Hace unos años, en un pequeño
pueblo de la provincia de Segovia, donde nací, que apenas llega a los noventa
habitantes, se celebró un hermoso acto en el Ayuntamiento, que consistió en un
homenaje a los ciudadanos de más de noventa años, con un resultado que se
dividió a partes iguales entre hombres y mujeres y que ascendió a la nada
sorprendente cifra por estos lares, de una docena de venerables paisanos, a los
que se les entregó una placa conmemorativa de dicha efemérides, en un acto al
que asistió todo el pueblo, que lo celebró junto a sus saludables vecinos, casi
centenarios, entre los cuales estaba mi padre, y que se cerró con un apetitoso
ágape que todos disfrutamos en alegre y sana armonía.
Volviendo la vista atrás, recuerdo
a una de mis abuelas cosiéndome los calcetines con sus noventa y cinco años,
una mujer que trabajó toda su vida en casa criando a los hijos, en las faenas
del campo, de sol a sol, segando a mano, acarreando las gavillas de trigo, almacenándolas
en la era, para después trillarlas, alventarlas, y posteriormente ensacar el
cereal, para llevarla a la cámbara, nombre que por allí se le da al sobrao o
desván, al igual que se haría con la paja, destinada al pajar, para alimentar a
los animales, tarea ésta que también llevaba a cabo, como tantas otras, día a
día, año a año, y así durante toda su vida, sin descanso, sin queja alguna.
Cuando se fue a vivir con
nosotros, nunca le oí un lamento que surgiera de sus labios, nunca le oí pedir
ni un vaso de agua, salvo que yo se lo ofreciera, yo que siempre estaba
pendiente de ella, fascinado por su infinita paciencia y su prodigiosa salud
que le permitía coser a sus casi cien años.
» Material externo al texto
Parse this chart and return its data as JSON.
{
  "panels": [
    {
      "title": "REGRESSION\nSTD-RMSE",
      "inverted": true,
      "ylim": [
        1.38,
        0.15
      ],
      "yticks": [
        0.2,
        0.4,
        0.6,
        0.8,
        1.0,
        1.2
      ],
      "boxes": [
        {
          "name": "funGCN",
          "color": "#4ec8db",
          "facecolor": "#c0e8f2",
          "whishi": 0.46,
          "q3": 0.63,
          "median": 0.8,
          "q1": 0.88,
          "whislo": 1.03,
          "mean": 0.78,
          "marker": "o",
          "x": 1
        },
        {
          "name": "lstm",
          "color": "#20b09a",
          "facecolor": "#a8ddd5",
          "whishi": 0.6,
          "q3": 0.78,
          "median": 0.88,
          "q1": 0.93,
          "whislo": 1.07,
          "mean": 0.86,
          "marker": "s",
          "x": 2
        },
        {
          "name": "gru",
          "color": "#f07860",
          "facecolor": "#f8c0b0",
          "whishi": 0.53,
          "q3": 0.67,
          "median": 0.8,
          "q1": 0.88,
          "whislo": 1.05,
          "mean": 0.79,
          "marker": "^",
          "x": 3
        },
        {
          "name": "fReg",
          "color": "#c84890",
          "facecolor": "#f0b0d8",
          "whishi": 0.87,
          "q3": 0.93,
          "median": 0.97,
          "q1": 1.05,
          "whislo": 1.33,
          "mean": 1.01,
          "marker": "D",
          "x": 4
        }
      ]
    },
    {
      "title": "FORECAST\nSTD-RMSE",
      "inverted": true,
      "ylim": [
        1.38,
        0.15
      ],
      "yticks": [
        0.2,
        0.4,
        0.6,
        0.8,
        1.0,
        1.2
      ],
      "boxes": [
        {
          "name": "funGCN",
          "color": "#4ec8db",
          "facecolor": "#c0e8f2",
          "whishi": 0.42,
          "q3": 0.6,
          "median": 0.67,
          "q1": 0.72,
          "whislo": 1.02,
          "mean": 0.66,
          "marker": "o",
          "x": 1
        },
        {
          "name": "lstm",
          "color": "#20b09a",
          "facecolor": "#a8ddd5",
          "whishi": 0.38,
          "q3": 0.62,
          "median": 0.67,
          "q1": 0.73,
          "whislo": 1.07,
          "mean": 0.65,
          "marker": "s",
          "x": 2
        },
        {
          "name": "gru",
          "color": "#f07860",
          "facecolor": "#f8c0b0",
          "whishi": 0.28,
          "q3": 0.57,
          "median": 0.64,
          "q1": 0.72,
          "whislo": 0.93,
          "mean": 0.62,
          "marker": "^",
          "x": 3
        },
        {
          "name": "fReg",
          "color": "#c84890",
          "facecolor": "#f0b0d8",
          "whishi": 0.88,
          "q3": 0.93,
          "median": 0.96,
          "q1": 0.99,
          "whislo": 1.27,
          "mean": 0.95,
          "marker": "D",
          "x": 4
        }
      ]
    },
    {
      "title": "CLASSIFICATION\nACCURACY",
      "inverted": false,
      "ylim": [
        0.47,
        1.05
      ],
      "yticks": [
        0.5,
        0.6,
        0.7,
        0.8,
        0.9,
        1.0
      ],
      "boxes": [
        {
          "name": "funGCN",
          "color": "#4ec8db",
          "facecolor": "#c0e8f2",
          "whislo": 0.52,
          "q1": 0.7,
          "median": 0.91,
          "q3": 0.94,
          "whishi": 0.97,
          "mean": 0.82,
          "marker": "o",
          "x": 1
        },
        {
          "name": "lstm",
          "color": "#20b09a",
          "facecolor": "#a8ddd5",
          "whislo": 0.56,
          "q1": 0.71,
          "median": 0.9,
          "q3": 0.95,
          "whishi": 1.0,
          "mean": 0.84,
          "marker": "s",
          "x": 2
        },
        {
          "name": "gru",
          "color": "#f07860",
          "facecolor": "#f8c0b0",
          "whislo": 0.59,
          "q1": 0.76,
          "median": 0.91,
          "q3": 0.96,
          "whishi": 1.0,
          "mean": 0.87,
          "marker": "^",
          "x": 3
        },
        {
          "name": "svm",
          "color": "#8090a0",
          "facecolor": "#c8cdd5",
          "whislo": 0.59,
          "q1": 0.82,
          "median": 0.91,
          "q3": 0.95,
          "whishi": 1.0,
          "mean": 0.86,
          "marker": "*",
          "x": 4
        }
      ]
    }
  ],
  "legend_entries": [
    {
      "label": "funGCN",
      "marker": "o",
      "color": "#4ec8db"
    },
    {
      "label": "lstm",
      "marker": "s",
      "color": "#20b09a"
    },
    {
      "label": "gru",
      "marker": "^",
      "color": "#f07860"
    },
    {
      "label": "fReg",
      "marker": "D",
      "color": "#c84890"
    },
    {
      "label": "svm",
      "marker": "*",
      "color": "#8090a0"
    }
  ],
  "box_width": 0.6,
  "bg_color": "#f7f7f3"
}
Así era la abuela Petra, madre de
mi madre, que se fue a los ochenta y siete años, a ambas las recuerdo con todo
el cariño del mundo, como a mi abuela María, madre de mi padre que se fue a los
noventa y cuatro años, de los que guardo el mismo tierno recuerdo, a la que
conocí menos, como a mis abuelos, que pese a su duro y ajetreado trabajo,
siempre tenían un rato para sus nietos.
Siempre los recordaré con amor
y respeto. Nunca olvidaré los ratos que pasaba con ellos al amor de la lumbre,
en la cocina, sentados los tres contemplando las llamas que surgían de los
leños de encina, extendidas las manos en busca del agradecido calor que
desprendía, atizando de vez en cuando las ascuas, entre las cuales y envueltas
en papel de periódico yacían enterradas un par de patatas que lentamente se
asaban para mi deleite y que me preparaban todos los días que iba a verlos, que
eran casi todas las tardes después de las faenas del campo y de atender a los
animales.
La escuela, con el venerable
maestro que nunca olvidaré, tan pobre que la gente le llevaba una hogaza de
pan, un chorizo de la matanza o unas morcillas para que pudiera subsistir, estaba
situada en la planta baja del ayuntamiento, justo al lado de la casa de mis
abuelos. En el recreo pasaba a verlos y mi abuela siempre me tenía preparada
una rebanada de pan de hogaza bañada con aceite de oliva y regada con azúcar.
Una auténtica delicia que aún hoy me gusta saborear.
Mi abuela con su pañuelo a la
cabeza y su ancha falda negra, mi abuelo con sus pantalones y su chaleco de
pana, siempre sonrientes, con sus rostros curtidos por el sol y surcados por
las arrugas, fruto del esfuerzo y del trabajo a lo largo de toda una vida de
privaciones. Hace muchos años que se fueron. Aún hoy, cuando voy al pequeño
cementerio donde yacen mis padres, me acerco también a verlos, pese a que
apenas quedan ya huellas, apenas un crucifijo con su nombre. Son tiernos e
inolvidables recuerdos que me devuelven a aquellos maravillosos años de la
infancia, únicos, irrepetibles, hermosamente humanos.